I generally categorize time travel in movies into two categories: Somewhere in Time and Back to the Future. The Somewhere in Time rules state that you can't change history. Everything that has and will happen is set. Before Christopher Reeve went back to 1912, he was able to look at the register for 1912 and see his signature. He knew that he would travel back to 1912 and check in to the hotel. The Back to the Future rules state that you can change history. You couldn't look in a history book and see a picture of yourself, because you haven't traveled back yet.

The Time Traveler's Wife follows the Somewhere in Time rules. When Henry was a boy, his mother was killed in a car accident. Even though he can travel back and talk to his mother, he is not able to change the events that led to her death. Also, when he learns about certain tragedies that are going to occur, he is helpless to prevent them. I don't know about you, but that would drive me crazy.

When Clare Abshire (Rachel McAdams) was a young girl, Henry appeared in the meadow behind her house. He told her that he was from the future, and that in the future they would be good friends. As she grew up, Henry would appear to her now and then. When she finally meets Henry in the present, she is glad to see her old friend, but he has no idea who she is, because he hasn't traveled back to see her yet. Confused? Because she knows that they are married in the future, she is happy to date and marry him. This brings up an interesting question: does she really have a choice in the matter? What if she decided she didn't want to marry him? Could she have been stubborn and changed history? Not if the movie is following the Somewhere in Time rules of time travel.

I had a few problems with the movie. His time traveling is a little too convenient. He disappears at random times, but it never happens when people are watching. He is able to hold down a job as a librarian, and apparently he has never traveled during his shift. See, sometimes he returns from his trips to the past just a few minutes after he left. If he disappears in front of his wife, she will see him materialize in time for dinner. Other times, he can be gone for weeks. When he returns from one trip, he asks "did I miss Christmas?" She replies "Yes, and New Year's."

Another problem I had is with the way he steals clothes. See, when you travel through time, you don't get to take your clothes. You disappear and your clothes fall to the floor in a heap. When you appear in the past, you are standing there buck naked. Again, this is too convenient. He never materializes in the middle of a crowded street. As soon as he appears, he picks the nearest lock and steals whatever clothes he can find. Then within 2 minutes, he disappears again to return to his own time.
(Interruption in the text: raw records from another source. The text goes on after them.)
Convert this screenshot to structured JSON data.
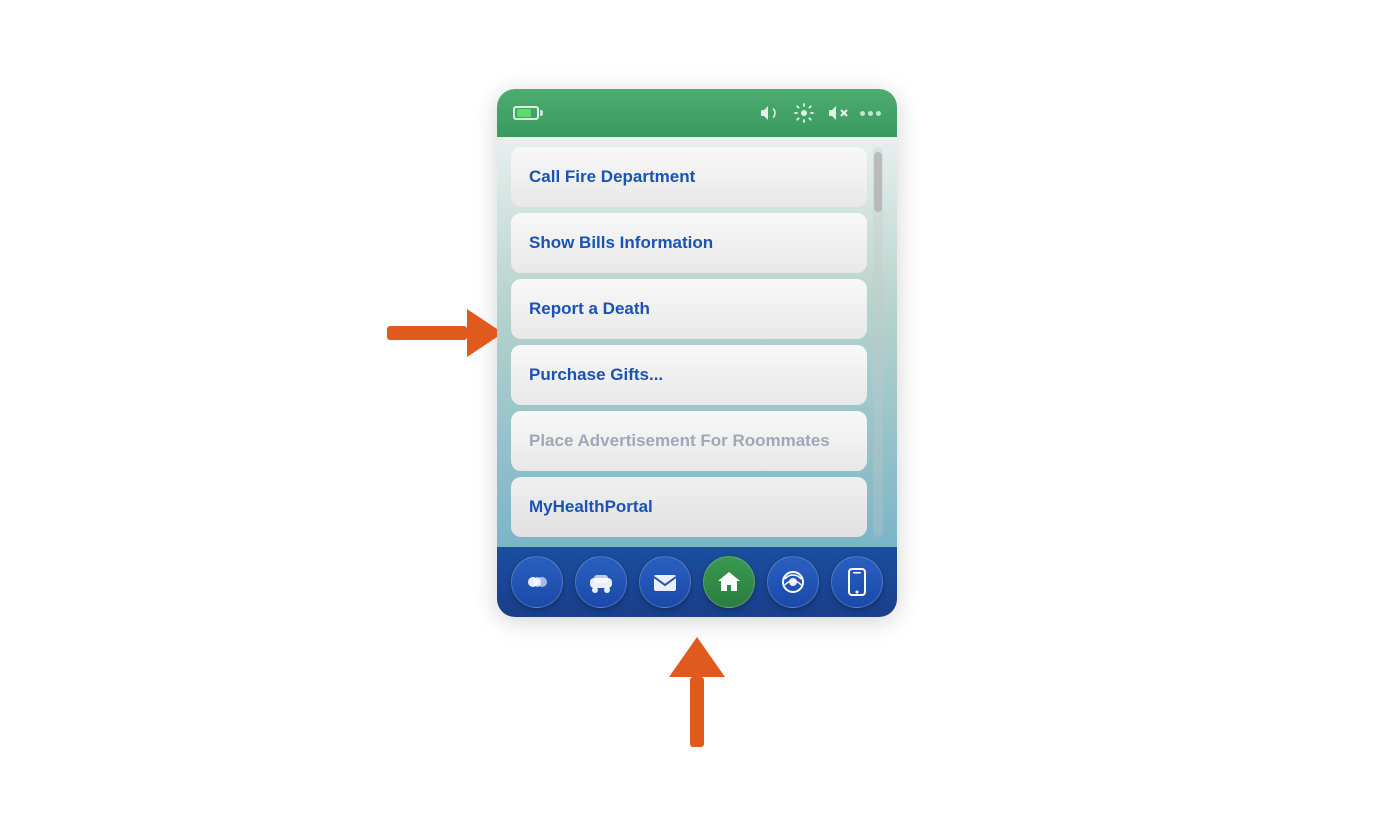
{
  "device": {
    "statusBar": {
      "batteryLabel": "battery",
      "speakerLabel": "speaker-icon",
      "settingsLabel": "settings-icon",
      "muteLabel": "mute-icon",
      "dotsLabel": "signal-dots"
    },
    "menu": {
      "items": [
        {
          "id": "call-fire",
          "label": "Call Fire Department",
          "enabled": true
        },
        {
          "id": "show-bills",
          "label": "Show Bills Information",
          "enabled": true
        },
        {
          "id": "report-death",
          "label": "Report a Death",
          "enabled": true
        },
        {
          "id": "purchase-gifts",
          "label": "Purchase Gifts...",
          "enabled": true
        },
        {
          "id": "place-ad",
          "label": "Place Advertisement For Roommates",
          "enabled": false
        },
        {
          "id": "health-portal",
          "label": "MyHealthPortal",
          "enabled": true
        }
      ]
    },
    "bottomNav": {
      "items": [
        {
          "id": "social",
          "icon": "💬",
          "active": false
        },
        {
          "id": "transport",
          "icon": "🚗",
          "active": false
        },
        {
          "id": "mail",
          "icon": "✉️",
          "active": false
        },
        {
          "id": "home",
          "icon": "🏠",
          "active": true
        },
        {
          "id": "music",
          "icon": "🔊",
          "active": false
        },
        {
          "id": "device",
          "icon": "📱",
          "active": false
        }
      ]
    }
  },
  "arrows": {
    "rightArrow": "pointing to Report a Death item",
    "upArrow": "pointing to bottom nav bar"
  }
}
If he is never in the past for more than a few minutes, why go to all the trouble to break in and steal clothes? Why doesn't he just find a place to hide until he travels back?

And as for the clothes, he always seems to wear the same thing: dress slacks, a button down shirt, and a sweater over the shirt. Doesn't he realize that he could save himself some time (and thus be able to spend more time in the past) if he just went with jeans, a T-shirt, and some flip flops?
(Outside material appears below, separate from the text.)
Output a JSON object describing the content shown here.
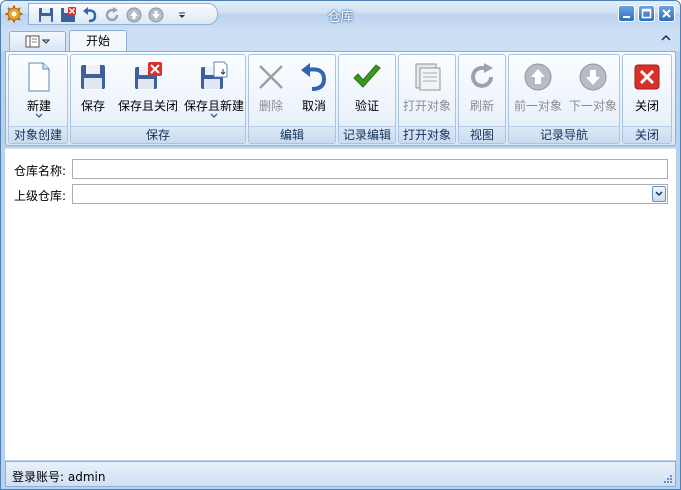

Overall I liked the movie. Despite my minor issues with the writing, the characters were well developed. I really felt for Henry and how hard it must be to have that condition. I also felt for Clare. Sometimes she is able to deal with Henry's problem, other times she is a wreck. How hard would it be to have your husband just disappear with no warning, and you have no idea how long he will be gone for?

I also thought there were some nice surprises in the movie. At one point, he makes a decision that she does not like. The way she gets him back is very clever.